What are REITs and how do they work?

REITs, or Real Estate Investment Trusts, are investment vehicles that pool money from multiple investors to purchase and manage a portfolio of real estate assets. These assets can include office buildings, malls, warehouses, and more. REITs distribute rental income to investors regularly and are listed on stock exchanges, offering liquidity and transparency.

What are the benefits of investing in AIFs?

AIFs, or Alternative Investment Funds, offer the potential for higher returns compared to traditional investment options. They blend income-generating assets with projects that deliver capital appreciation. AIFs are regulated, provide clear exit strategies, and offer diversification across various property types and geographies.

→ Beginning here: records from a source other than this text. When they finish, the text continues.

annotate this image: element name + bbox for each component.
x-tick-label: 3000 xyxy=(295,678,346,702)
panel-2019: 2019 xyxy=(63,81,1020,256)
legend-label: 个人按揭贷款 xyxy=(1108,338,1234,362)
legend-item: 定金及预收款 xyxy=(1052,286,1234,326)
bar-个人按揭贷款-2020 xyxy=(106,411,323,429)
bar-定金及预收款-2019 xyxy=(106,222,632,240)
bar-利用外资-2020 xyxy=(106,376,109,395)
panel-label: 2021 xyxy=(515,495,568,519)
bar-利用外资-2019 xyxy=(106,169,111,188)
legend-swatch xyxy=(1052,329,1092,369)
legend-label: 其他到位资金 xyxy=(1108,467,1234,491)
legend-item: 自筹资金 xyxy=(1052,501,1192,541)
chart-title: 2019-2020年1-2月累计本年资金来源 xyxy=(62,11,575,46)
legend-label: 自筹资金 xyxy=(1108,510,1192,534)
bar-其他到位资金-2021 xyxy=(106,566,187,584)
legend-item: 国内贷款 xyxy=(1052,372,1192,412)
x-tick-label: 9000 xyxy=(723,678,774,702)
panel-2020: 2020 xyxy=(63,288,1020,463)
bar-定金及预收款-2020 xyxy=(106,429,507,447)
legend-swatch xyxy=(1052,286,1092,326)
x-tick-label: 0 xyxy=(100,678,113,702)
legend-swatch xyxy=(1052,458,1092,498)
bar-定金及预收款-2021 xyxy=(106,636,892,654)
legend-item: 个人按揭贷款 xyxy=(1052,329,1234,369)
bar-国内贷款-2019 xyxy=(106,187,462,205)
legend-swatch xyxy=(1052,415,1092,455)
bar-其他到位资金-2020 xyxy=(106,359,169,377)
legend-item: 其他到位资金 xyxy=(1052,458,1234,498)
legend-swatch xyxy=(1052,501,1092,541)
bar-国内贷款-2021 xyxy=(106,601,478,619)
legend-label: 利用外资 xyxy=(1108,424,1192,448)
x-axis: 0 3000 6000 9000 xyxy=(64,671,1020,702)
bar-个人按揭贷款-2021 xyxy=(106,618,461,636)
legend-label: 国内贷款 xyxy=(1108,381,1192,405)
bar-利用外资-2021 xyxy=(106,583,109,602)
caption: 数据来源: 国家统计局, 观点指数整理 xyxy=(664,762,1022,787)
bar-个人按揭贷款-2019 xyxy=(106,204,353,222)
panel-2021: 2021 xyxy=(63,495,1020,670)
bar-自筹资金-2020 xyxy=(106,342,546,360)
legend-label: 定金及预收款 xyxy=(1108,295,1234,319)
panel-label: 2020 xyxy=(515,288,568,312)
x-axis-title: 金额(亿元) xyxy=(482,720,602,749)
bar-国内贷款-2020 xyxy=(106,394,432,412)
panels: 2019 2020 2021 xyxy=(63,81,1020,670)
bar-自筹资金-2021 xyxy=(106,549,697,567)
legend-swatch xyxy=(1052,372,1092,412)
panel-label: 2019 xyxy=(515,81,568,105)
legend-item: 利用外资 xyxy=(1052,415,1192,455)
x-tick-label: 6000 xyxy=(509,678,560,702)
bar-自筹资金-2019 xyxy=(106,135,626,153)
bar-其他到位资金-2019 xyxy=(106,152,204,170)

What are the risks associated with AIFs?

AIFs, especially debt real estate AIFs, operate in the high-yield market, which comes with higher credit risk. Investors must rely on the credibility and repayment capability of the companies issuing bonds. Additionally, equity AIFs investing in unlisted companies carry the risk of delayed or failed IPOs, making exit strategies crucial.

How do commercial real estate investments compare to residential property investments?

Commercial real estate investments typically offer higher rental yields and capital appreciation compared to residential properties. They are also more resilient to economic fluctuations, with steady demand from various sectors such as IT, startups, and MNCs. However, they require larger capital and more complex management.

What is the future outlook for REITs in India?

The future outlook for REITs in India is positive. With a growing number of listed REITs and a robust office market, the sector is expected to see continued growth. India’s five listed REITs have a combined market capitalisation of around Rs.1.5 lakh crore, and new REITs are expected to be launched every year over the next 4-5 years.